Mi sono svegliata in ansia e forse anche un po' emozionata, perché credevo di non vedere l'ora di sbarazzarmi del bambino, ma non c'è voluto molto prima che la realtà prendesse il sopravvento. C'era questo senso di colpa e anche un po' di l'eccitazione di avere finalmente qualcosa di mio. Qualcosa che non dovevo condividere.
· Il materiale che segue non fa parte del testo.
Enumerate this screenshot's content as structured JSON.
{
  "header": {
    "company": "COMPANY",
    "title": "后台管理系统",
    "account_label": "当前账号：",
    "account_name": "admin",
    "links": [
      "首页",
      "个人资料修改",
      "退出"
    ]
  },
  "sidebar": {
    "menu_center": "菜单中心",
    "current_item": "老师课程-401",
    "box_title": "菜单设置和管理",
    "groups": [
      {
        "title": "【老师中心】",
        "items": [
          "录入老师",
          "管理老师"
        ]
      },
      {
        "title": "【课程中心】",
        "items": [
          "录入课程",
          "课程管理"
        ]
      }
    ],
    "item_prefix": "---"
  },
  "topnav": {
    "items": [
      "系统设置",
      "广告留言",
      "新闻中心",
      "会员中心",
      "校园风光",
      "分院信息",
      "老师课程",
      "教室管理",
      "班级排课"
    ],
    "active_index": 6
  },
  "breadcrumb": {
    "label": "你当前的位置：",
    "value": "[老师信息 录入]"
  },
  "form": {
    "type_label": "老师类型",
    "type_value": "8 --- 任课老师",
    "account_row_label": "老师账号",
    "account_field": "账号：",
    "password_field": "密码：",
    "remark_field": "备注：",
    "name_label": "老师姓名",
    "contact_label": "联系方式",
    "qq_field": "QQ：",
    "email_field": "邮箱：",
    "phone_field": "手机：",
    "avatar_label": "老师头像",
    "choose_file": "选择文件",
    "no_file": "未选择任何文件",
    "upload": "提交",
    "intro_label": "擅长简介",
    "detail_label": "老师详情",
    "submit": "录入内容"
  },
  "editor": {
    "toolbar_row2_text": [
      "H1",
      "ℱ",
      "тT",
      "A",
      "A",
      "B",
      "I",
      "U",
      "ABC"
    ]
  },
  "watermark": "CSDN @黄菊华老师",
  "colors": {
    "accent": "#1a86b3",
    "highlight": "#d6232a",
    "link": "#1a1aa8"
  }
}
Se tenessi il bambino non sarei mai sola, ma se tenessi questo bambino ci sarebbe ancora un'altra bocca da sfamare e i bambini sarebbero costosi. Google era il mio migliore amico, i costi di 13.000 dollari all'anno mi scioccavano ed era qualcosa che non potevo permettermi.
Quella somma di denaro in aggiunta a quello che dovevo pagare per prendermi cura di me stessa sembrava ridicola e irrealistica. Per guadagnare così tanto extra avrei dovuto lavorare duro come un cavallo. Chi guarderebbe il bambino? L'asilo nido era altrettanto costoso.
Come se parlare al telefono non bastasse. Avevo ancora una volta un altro appuntamento di valutazione prima ancora che fosse fissata la data per l'aborto. Con il passare dei giorni mi affezionavo sempre di più al bambino che cresceva dentro di me e, a volte, toccavo persino la mia pancia piatta che mostrava a malapena segni di gravidanza.